Anyone who’s followed East Coast hip-hop can go on-and-on about Gang Starr. Originally formed in 1987, the group was seen as the scion of another land-mark East-Coast duo, Eric B. and Rakim. Comprised of Guru and DJ Premier, the group released several classic albums in the early '90s including Step in the Arena, Daily Operation, and Moment of Truth. The recipe of DJ Premier’s inspired jazz-samples and Guru’s slick-rhyme skills established the group as hip-hop giants on the same tier as A Tribe Called Quest and De La Soul.
Although Gang Starr kept recording together (the group's latest CD was released in 2003), the Guru started to branch out with his own solo project – The Jazzmatazz series. Beginning with the first volume in 1993, Guru has released three more volumes of the series to date. The Best of Guru’s Jazzmatazz culls the best 15 tracks from the first-three volumes, along with three remixes.
The production throughout the CD is top-notch. Fully realized arrangements replace the jazz-samples that represented the iconic sound of Gang Starr. As the title indicates, each track is infused with jazz instrumentation. An eclectic mix of jazz artists contributes their talents to the mix including Donald Byrd, Ronnie Jordan, Lonnie Liston Smith, and Branford Marsalis.

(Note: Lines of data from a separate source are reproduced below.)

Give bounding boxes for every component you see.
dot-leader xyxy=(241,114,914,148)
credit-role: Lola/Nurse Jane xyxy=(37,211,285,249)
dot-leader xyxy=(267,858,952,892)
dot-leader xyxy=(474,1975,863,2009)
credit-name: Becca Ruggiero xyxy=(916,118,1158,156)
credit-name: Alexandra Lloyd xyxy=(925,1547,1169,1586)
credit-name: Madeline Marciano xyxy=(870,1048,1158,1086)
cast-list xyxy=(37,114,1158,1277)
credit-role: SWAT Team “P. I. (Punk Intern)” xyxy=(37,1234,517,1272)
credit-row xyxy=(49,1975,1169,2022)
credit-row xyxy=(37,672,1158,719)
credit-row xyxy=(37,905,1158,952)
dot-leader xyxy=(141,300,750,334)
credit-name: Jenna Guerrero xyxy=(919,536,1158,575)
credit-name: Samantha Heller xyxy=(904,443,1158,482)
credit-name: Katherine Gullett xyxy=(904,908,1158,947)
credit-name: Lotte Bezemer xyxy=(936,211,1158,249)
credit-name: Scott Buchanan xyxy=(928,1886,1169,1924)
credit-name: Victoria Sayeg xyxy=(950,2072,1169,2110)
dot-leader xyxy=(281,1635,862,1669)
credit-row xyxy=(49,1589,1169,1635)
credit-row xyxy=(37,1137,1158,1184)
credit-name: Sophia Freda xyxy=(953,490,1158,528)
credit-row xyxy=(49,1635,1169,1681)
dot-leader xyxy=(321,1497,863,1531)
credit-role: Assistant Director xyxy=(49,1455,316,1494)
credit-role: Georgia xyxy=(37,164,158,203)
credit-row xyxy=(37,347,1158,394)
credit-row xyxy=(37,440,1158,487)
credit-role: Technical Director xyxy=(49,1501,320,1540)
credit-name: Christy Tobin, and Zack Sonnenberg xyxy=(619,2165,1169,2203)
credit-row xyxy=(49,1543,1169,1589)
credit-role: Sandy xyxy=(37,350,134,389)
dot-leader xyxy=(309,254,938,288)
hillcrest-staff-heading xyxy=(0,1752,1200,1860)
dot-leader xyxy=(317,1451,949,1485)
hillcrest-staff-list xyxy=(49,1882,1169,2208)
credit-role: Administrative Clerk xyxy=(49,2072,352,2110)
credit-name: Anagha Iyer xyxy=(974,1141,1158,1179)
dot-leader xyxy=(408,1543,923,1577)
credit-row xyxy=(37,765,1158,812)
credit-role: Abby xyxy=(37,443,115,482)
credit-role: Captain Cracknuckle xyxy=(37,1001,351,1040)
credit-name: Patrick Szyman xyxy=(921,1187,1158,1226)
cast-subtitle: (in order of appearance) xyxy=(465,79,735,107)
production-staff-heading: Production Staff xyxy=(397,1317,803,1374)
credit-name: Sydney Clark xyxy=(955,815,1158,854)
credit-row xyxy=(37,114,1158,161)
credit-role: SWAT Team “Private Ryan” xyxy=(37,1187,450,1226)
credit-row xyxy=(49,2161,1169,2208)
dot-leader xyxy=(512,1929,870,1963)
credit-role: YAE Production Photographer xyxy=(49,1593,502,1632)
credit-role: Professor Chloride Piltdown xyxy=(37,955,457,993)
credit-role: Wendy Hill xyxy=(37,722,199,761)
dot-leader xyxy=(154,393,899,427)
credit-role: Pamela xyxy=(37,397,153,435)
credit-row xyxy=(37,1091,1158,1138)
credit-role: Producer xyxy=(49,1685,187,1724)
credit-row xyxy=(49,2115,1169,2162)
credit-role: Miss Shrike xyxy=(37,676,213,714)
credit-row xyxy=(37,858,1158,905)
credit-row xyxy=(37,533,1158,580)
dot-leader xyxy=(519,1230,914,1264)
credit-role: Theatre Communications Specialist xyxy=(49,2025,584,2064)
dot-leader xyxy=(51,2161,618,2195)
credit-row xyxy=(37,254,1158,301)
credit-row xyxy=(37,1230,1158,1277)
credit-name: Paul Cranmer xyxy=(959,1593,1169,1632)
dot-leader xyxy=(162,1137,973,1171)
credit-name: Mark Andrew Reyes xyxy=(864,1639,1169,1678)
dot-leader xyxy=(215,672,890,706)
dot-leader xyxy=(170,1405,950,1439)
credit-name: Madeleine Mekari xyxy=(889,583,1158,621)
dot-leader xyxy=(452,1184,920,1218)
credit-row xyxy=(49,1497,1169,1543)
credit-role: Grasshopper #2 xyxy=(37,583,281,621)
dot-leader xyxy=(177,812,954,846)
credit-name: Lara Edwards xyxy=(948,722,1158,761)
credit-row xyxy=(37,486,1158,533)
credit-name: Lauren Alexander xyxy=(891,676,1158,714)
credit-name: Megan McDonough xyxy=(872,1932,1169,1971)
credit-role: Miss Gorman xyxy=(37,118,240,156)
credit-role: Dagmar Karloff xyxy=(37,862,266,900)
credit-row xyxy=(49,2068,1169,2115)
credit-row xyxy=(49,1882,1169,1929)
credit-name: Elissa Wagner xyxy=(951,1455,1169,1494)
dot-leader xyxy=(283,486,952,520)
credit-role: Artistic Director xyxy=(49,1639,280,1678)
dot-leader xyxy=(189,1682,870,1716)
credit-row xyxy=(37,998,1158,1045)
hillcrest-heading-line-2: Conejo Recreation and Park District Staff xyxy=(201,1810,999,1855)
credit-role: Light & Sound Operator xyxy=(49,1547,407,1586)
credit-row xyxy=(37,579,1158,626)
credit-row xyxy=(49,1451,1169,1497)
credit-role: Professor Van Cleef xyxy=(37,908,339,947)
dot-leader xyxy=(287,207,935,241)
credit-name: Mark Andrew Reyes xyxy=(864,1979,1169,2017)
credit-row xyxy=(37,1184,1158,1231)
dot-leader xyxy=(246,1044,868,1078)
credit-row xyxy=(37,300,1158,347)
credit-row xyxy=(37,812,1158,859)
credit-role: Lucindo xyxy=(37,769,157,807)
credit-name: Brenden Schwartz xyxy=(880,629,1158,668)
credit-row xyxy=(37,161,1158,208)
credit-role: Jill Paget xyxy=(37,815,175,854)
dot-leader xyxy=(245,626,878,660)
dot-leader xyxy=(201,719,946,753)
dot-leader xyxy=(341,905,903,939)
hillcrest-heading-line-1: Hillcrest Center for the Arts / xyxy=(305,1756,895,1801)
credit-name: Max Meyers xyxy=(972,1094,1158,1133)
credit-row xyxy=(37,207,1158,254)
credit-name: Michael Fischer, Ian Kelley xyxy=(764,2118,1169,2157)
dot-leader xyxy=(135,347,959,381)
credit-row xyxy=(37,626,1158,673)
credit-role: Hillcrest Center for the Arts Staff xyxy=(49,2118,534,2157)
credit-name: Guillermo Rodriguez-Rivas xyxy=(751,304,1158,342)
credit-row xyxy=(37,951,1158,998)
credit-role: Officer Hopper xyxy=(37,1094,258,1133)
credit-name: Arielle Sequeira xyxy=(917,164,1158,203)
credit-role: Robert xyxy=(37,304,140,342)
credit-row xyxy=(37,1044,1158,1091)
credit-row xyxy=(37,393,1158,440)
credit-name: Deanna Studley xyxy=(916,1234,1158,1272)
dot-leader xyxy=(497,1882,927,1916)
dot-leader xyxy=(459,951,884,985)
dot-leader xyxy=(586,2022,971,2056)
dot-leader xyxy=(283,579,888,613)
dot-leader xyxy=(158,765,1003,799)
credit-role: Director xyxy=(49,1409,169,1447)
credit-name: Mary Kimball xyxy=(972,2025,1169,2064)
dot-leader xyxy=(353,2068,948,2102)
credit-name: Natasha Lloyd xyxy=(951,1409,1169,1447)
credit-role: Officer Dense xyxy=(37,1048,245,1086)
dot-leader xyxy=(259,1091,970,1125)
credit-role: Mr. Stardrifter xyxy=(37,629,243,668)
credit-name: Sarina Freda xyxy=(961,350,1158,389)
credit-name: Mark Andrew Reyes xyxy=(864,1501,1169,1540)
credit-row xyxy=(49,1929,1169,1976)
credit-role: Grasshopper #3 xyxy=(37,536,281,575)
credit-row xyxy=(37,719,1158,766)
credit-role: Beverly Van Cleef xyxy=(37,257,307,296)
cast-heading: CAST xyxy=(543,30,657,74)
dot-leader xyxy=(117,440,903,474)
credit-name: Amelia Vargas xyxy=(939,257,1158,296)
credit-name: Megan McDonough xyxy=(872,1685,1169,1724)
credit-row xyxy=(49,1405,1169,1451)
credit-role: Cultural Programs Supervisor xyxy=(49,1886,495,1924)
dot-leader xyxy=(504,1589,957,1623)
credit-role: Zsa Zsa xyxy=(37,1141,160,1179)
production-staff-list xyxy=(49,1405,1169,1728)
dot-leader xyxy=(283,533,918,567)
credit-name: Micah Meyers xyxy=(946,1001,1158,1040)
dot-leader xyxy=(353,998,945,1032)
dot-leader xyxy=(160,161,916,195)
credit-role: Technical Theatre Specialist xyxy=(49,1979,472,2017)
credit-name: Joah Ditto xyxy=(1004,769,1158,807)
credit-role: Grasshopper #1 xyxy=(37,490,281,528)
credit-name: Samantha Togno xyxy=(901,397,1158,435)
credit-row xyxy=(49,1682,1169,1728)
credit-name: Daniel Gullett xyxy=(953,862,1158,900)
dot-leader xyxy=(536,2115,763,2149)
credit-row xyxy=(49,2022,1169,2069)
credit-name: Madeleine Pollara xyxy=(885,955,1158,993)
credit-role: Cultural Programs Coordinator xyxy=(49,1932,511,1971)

As the list suggests, the instrumentation on the CD is diverse: trumpets, alto and soprano saxes, flutes, and electric keyboards flow throughout the proceedings. And each track hosts bouncing-drum tracks and sleek bass lines.
However, jazz artists aren’t the only guests at the party. Erykah Badu, Chaka Kahn, Angie Stone, Jamiroquai, and The Roots, as well as many contemporary R&B singers and rappers, effectively lend their talents to the collaborations. The R&B singers that appear on some of the tracks are a welcomed surprise. Their work is fresh and melodic, offering a reprise to the annoying R&B-rapper collaborations that sustain talent-less hacks like 50 Cent.
But of course the real star of the show is the Guru. His laid-back, syrupy delivery, combined with his intelligent, introspective rhymes, maintain Guru’s prominence as one of hip-hop’s top lyricists. His storytelling technique is in full display on one of the album’s standout tracks, “Sights in the City,” as he interweaves several tragic tales of lives lost to the seedier aspects of big-city life. Other highlights include the Chaka Kahn-Branford Marsalis track “Watch What You Say,” The Roots’ appearance on “Lift Your Fist,” and the Erykah Badu collaboration “Plenty.”
The Best of Guru’s Jazzmatazz is a great collection from an immensely talented hip-hop artist. Guru has a full understanding of the roots between jazz and hip-hop, which is on full display throughout the album. I’d highly recommend this album for any fan of Guru’s work, or any hip-hop fan looking for something fresh.